The Republican-dominated Legislature emerged largely from non-competitive elections. For GOP officeholders to believe they represent the majority of voters would be a mistake.
Recent redistricting efforts in Florida carved out minority-access districts that deliver 70 percent victories to minority (read: Democratic) officeholders. Keep in mind that a candidate needs only 50 percent plus one to win.
The GOP uses the Voting Rights Act of 1965 as cover for the practice of “packing” a few minority districts full of many more Democrats than are needed to win. That is, the map-drawers’ lines meander across rivers and county borders, and underneath interstates to bulge out in bizarre places.
As the lines in minority access districts protrude to include Democrats, though, they necessarily exclude them from several neighboring districts. “One for you, three for us,” is the way GOP map-drawers like to count.
Don’t take my word for it. Read a brief analysis by retired Jacksonville University Political Science Professor, Stephen Baker.
“With several current U.S. House districts drawn to support minority access standards, you have a few districts in which Democratic candidates win handily and the surrounding districts mostly favor Republican candidates. Despite the even division of party vote in Florida you now have 19 congressional districts won by Republicans and 6 by Democrats.”
Baker notes similar results for the Florida Legislature and the Jacksonville City Council. He also finds comparable outcomes across the nation, citing examples of both parties rigging the map to their advantage.
When districts are drawn to specifically include a super-majority of one party, and to intentionally exclude members of the other party, the consequence is non-competitive elections.
Since the opposite-party challenger doesn’t have a prayer in the gerrymandered general election, the office is won at the primary level. And who comes out to vote in primaries? Let’s let Baker answer that question:
“The majority of registered voters do not participate in the primaries but those who do are often the most ideologically committed partisans; the results of those elections tend to favor candidates who can appeal to the extremes in their respective parties. Thus the most conservative Republicans and most liberal Democrats tend to win these primary elections.”
Is it any wonder that polarized politics and gridlock now rule the day?

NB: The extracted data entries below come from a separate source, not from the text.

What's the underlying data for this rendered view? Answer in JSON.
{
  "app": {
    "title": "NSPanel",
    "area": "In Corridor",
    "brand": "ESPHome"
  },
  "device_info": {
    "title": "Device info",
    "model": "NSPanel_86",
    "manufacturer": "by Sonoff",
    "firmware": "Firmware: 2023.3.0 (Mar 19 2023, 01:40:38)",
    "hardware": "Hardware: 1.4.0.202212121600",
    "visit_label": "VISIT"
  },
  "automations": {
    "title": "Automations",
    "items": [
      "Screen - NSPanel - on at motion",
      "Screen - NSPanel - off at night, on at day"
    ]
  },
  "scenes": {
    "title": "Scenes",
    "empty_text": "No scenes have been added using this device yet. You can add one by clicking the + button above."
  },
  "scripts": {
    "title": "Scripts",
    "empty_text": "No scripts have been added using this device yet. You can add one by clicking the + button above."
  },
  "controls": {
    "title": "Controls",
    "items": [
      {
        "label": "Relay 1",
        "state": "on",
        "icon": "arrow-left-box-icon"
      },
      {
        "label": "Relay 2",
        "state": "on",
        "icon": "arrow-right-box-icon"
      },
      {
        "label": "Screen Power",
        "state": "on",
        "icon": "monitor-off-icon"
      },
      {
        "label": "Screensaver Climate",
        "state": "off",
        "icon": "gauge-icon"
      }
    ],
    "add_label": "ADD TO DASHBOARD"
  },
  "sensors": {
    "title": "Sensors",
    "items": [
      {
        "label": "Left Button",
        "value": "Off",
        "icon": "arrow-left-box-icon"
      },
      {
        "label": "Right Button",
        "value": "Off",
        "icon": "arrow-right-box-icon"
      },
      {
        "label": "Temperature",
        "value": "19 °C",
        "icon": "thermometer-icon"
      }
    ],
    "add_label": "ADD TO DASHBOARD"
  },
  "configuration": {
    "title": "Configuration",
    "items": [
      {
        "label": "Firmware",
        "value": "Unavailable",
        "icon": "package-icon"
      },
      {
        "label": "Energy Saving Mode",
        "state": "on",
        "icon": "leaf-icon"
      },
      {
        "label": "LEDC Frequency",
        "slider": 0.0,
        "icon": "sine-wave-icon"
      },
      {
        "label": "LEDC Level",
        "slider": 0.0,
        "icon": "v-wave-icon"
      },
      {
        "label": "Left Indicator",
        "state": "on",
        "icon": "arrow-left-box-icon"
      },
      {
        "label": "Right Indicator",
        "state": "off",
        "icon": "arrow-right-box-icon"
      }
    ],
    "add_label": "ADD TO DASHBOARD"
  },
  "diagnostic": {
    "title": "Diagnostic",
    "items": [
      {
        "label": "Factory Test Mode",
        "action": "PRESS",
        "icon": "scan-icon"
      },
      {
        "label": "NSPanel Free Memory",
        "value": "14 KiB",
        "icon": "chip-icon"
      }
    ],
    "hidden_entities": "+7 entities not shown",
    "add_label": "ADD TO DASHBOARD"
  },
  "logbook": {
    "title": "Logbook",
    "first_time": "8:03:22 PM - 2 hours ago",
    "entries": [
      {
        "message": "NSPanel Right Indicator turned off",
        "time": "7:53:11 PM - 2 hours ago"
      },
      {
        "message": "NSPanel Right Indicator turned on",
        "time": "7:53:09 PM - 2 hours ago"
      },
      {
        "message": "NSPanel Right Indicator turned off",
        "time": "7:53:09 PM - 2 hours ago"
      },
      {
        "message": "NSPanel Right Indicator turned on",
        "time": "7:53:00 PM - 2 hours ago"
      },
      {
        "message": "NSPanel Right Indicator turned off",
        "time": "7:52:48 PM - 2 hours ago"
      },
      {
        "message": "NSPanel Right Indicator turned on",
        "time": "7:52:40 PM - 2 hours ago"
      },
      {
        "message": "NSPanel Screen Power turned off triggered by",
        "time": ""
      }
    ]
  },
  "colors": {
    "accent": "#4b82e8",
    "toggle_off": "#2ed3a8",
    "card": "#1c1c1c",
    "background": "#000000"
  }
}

The problem in Florida is that the Democratic Party didn’t get Baker’s memo. They’ve done a terrible job of communicating to voters that the Republicans — in the Florida chambers and in Congress — do not have the voter support they believe they have.
If Florida Democrats could get their constituents to understand the chimerical nature of Republican representation, they could easily beat the GOP gubernatorial nominee. The modern-day GOP didn’t draw the state of Florida, after all. And it wasn’t a majority vote that elected Sen. Marco Rubio.